6. Axion Haloscope Sensitivity to Gravitational Waves

Recent research has shown that axion dark matter detectors, which utilise the photon chiral anomaly to convert axions into photons are also sensitive to gravitational waves through the inverse Gertsenshtein effect [17,18,103]. Assuming, $h_g\sim {\theta }_a$, we may compare the instrument spectral sensitivity of axion haloscope detectors to current operating detectors such as LIGO [3] and MAGE: Multi-mode Acoustic Gravitational-wave Experiment [9,115]. This comparison is shown in Figure 7, and if the proportionality between $h_g$ and ${\theta }_a$ is not exactly unity for an axion halosope, then the axion haloscope sensitivity to gravitational waves may be simply adjusted by this factor.

7. Discussion

The gravity wave community usually characterise the instrument sensitivity of their detectors by determining the spectral strain sensitivity of the detectors. This allowed in the past for narrow band resonant bar gravitational antenna to be compared to broadband laser interferometer detectors. We have introduced a similar way of characterising the spectral sensitivity of axion haloscopes, so that broadband reactive haloscopes may be compared to resonant cavity haloscopes without considering the form of the axion dark matter signal. Since it has been shown that axion haloscopes are also sensitive to gravitational waves, we have used this technique to get an idea of the instrument sensitivity to gravitational waves by comparing them together as shown in Figure 7. This has shown that axion detectors have the capability of searching for high frequency gravitational waves, and in the MHz band offer a way to correlate between detectors of different type, such as comparisons of UPLOAD with MAGE or the Fermilab Holometer [10]. However, the question remains, are these detectors sensitive enough to detect high frequency gravitational waves?
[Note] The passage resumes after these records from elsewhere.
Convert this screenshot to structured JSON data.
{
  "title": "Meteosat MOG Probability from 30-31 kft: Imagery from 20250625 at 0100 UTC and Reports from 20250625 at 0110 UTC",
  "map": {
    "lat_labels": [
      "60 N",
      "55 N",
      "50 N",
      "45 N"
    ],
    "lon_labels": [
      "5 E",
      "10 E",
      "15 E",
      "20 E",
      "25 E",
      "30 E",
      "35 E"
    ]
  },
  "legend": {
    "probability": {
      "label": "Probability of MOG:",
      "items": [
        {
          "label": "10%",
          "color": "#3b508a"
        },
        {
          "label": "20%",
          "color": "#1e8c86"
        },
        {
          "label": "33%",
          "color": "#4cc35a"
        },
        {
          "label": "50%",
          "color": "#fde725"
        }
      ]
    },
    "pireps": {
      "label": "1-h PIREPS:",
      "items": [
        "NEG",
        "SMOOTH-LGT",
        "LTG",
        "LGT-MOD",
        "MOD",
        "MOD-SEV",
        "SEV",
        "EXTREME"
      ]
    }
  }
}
Unlike LIGO, which regularily detects sources in the 100 Hz–1 kHz band, there is a lack of standard sources higher than MHz frequencies. However, exploring these frequencies gives us a chance to explore beyond standard model physics, as outlined in the past [4], and a recent white paper on the subject [7]. Furthermore, existing and future data from axion detectors can be used to search for HFGWs by just implementing different optimal filters or templates, so the cost of this search only requires additional effort on the data analysis side, and constructing new detectors is not necessary for initial searches at these frequencies.